Friday, December 4, 2015

Cerita : Siapakah Dirimu Kawan ?


Harun, ia seorang Mahasiswa salah satu perguruan tinggi ternama di Negeri ini. Harun bukanlah anak orang kaya, ia berasal dari keluarga sederhana yang tinggal di kampung nan jauh disana. Jauh sekali. sangat jauh. Mendaki gunung menuruni lembah. Belok kanan belok kiri apalagi sambil jalan kaki, pokoknya sangat melelahkan... hehehe. Ayah Harun hanyalah seorang tukang becak dengan penghasilan cukup untuk makan sehari-hari, sedangkan ibunya adalah seorang buruh cuci. Ia merantau ke kota dengan bermodalkan semangat untuk merubah kondisi keluarganya. Harun merupakan pelajar penerima beasiswa karena kecerdasannya di bidang matematika. Ia pernah menjadi juara matematika tingkat provinsi. Pemerintah mengapresiasi kejeniusan Harun dengan memberikan beasiswa.

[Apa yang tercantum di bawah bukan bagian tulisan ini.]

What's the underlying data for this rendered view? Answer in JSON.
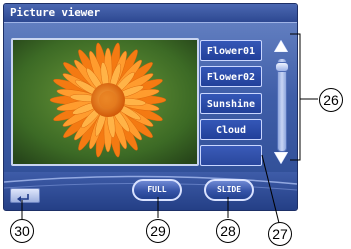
{
  "window": {
    "title": "Picture viewer"
  },
  "image_list": {
    "items": [
      {
        "label": "Flower01"
      },
      {
        "label": "Flower02"
      },
      {
        "label": "Sunshine"
      },
      {
        "label": "Cloud"
      },
      {
        "label": ""
      }
    ]
  },
  "controls": {
    "full_label": "FULL",
    "slide_label": "SLIDE"
  },
  "icons": {
    "back": "return-arrow-icon",
    "scroll_up": "triangle-up-icon",
    "scroll_down": "triangle-down-icon"
  },
  "callouts": {
    "c26": "26",
    "c27": "27",
    "c28": "28",
    "c29": "29",
    "c30": "30"
  }
}
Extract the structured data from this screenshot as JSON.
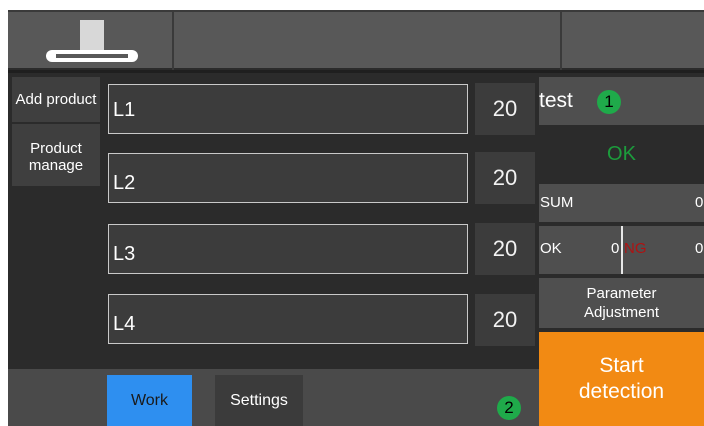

Pada masa perkuliahan, Harun tak sendiri. Ia mempunyai seorang sahabat karib yang sangat baik hati bernama Asman. Sama seperti Harun, Asman juga mahasiswa perantauan. Bedanya, Harun dibiayai oleh uang negara, sedangkan Asman harus berjuang sendiri untuk membiayai kuliahnya. Dunia memang serba membingungkan. Di saat banyak Mahasiswa yang ingin cepat lulus agar cepat berkerja, namun di sisi lain ada orang yang rela bekerja agar bisa tetap kuliah. Itulah Asman, sedari kecil sudah diajarkan tentang kerasnya hidup. Sejak SD sepulang sekolah Asman selalu pergi ke pasar untuk menjadi kuli angkut.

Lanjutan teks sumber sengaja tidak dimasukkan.